I have been an avid follower of the forum for some time now and have thus far failed miserably at contributing I'm afraid. I thought it was about time that I get involved, and as it happens I've been pondering this aquascape for the past couple of days...

http://showcase.aquatic-gardeners.org/2 ... ol=2&id=57

I was wondering whether anyone might have an idea as to what rock has been used? Or what rock might be as effective?

To the first of many posts!   

Many thanks,
Emma


----------



## Steve Smith (15 Jan 2010)

Welcome Emma!

I can't really see from the photos what the rock is.  It sort of looks quite rough, like lava rock, but I can't be sure.  Going by the title "Rives volcaniques" it could be volcanic rock of some sort (lava rock).

Bigger image here:

http://www.aquagora.fr/CAPA2009/PHOTOS/ ... PA2009.jpg


----------



## EmmaWakefield (15 Jan 2010)

Cheers Steve,

I had thought lava rock myself, especially as the moss seems to be doing so well on it.

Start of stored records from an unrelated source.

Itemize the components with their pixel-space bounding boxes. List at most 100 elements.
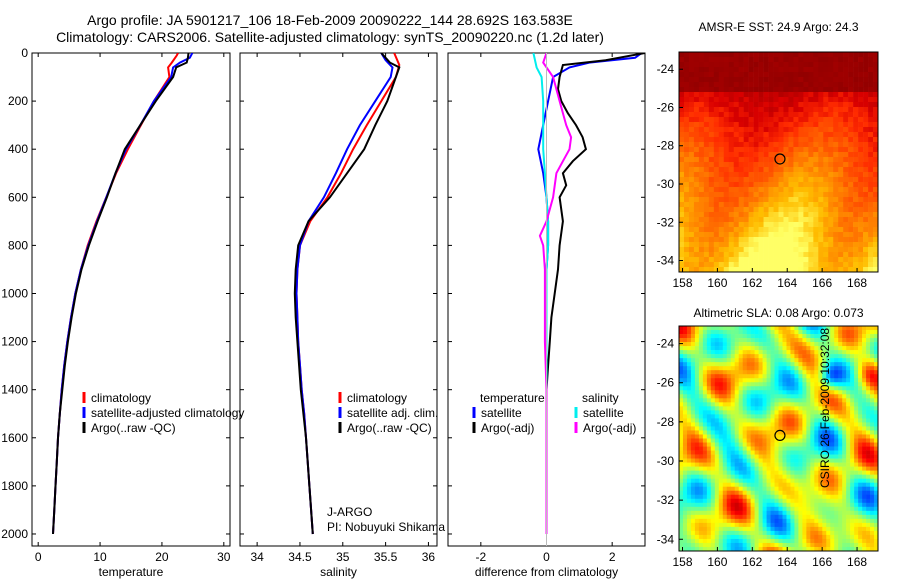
sla-cell	[858, 518, 863, 524]
sla-cell	[814, 470, 819, 475]
sst-cell	[679, 197, 685, 203]
sst-cell	[848, 162, 854, 168]
sst-cell	[713, 77, 720, 83]
sst-cell	[728, 137, 735, 143]
sla-cell	[854, 354, 859, 359]
sla-cell	[790, 446, 795, 451]
sst-cell	[858, 187, 864, 193]
sst-cell	[723, 107, 730, 113]
sla-cell	[870, 434, 875, 439]
sla-cell	[722, 386, 728, 391]
sla-cell	[718, 462, 724, 467]
sst-cell	[788, 227, 794, 233]
sst-cell	[713, 172, 720, 178]
sst-cell	[813, 107, 819, 113]
sla-cell	[758, 490, 763, 496]
sla-cell	[722, 498, 728, 504]
sst-cell	[778, 242, 784, 248]
sla-cell	[838, 382, 843, 387]
sla-cell	[682, 494, 688, 500]
sla-cell	[862, 346, 867, 351]
sst-cell	[748, 222, 754, 228]
sla-cell	[738, 466, 743, 471]
sst-cell	[823, 77, 829, 83]
sla-cell	[862, 510, 867, 516]
sst-cell	[773, 167, 779, 173]
sla-cell	[758, 446, 763, 451]
sla-cell	[810, 326, 815, 331]
sla-cell	[714, 462, 720, 467]
sst-cell	[853, 247, 859, 253]
sla-cell	[682, 502, 688, 508]
sst-cell	[808, 167, 814, 173]
sla-cell	[686, 470, 692, 475]
sla-cell	[766, 410, 771, 415]
sla-cell	[874, 534, 879, 540]
sla-cell	[754, 418, 759, 423]
sla-cell	[806, 378, 811, 383]
sst-cell	[778, 182, 784, 188]
sla-cell	[814, 426, 819, 431]
sla-cell	[838, 386, 843, 391]
sla-cell	[746, 478, 751, 483]
sst-cell	[858, 127, 864, 133]
sst-cell	[813, 157, 819, 163]
sla-cell	[766, 346, 771, 351]
sst-cell	[703, 92, 710, 98]
sst-cell	[703, 212, 710, 218]
sla-cell	[762, 390, 767, 395]
map-x-tick-label: 166	[812, 555, 832, 569]
sst-cell	[708, 212, 715, 218]
sla-cell	[822, 426, 827, 431]
sla-cell	[734, 378, 739, 383]
sst-cell	[698, 132, 705, 138]
sla-cell	[718, 430, 724, 435]
sla-cell	[830, 406, 835, 411]
sla-cell	[854, 342, 859, 347]
sla-cell	[758, 494, 763, 500]
sst-cell	[723, 212, 730, 218]
legend-entry: Argo(..raw -QC)	[347, 421, 432, 435]
sla-cell	[694, 426, 700, 431]
sla-cell	[762, 438, 767, 443]
sst-cell	[823, 127, 829, 133]
sla-cell	[734, 442, 739, 447]
sla-cell	[754, 326, 759, 331]
sst-cell	[768, 127, 774, 133]
series-line-temperature-argo-adj-	[545, 53, 645, 534]
sla-cell	[690, 442, 696, 447]
sst-cell	[838, 117, 844, 123]
sst-cell	[798, 127, 804, 133]
sla-cell	[766, 538, 771, 544]
sst-cell	[683, 182, 690, 188]
sla-cell	[866, 378, 871, 383]
sla-cell	[798, 362, 803, 367]
sst-cell	[873, 77, 879, 83]
sst-cell	[713, 202, 720, 208]
sst-cell	[723, 77, 730, 83]
sla-cell	[706, 330, 712, 335]
sla-cell	[818, 450, 823, 455]
sla-cell	[758, 502, 763, 508]
sla-cell	[754, 470, 759, 475]
sla-cell	[718, 390, 724, 395]
sla-cell	[730, 526, 736, 532]
sst-cell	[858, 152, 864, 158]
sla-cell	[738, 334, 743, 339]
sst-cell	[738, 182, 744, 188]
sla-cell	[782, 350, 787, 355]
sst-cell	[688, 132, 695, 138]
sst-cell	[738, 187, 744, 193]
sst-cell	[818, 92, 824, 98]
sst-cell	[758, 232, 764, 238]
sst-cell	[723, 57, 730, 63]
sst-cell	[679, 52, 685, 58]
sst-cell	[748, 232, 754, 238]
sla-cell	[770, 430, 775, 435]
sla-cell	[874, 498, 879, 504]
sla-cell	[762, 502, 767, 508]
sla-cell	[710, 506, 716, 512]
sst-cell	[703, 167, 710, 173]
map-x-tick-label: 166	[812, 276, 832, 290]
sst-cell	[843, 222, 849, 228]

I'll have a look next time I'm at TGM. Love this aquascape, I think I've found my inspiration for my text tank. 

Regards,
Emma.


----------



## Steve Smith (15 Jan 2010)

Lava rock can be bought at most supermarkets...  Just check out the barbeque coals section   You should research if it's treated with any chemicals (standard disclaimer!) but I wouldn't of thought so...


----------



## EmmaWakefield (15 Jan 2010)

Oh nice one, thanks for that! I shall have a look.

Regards,
Emma


----------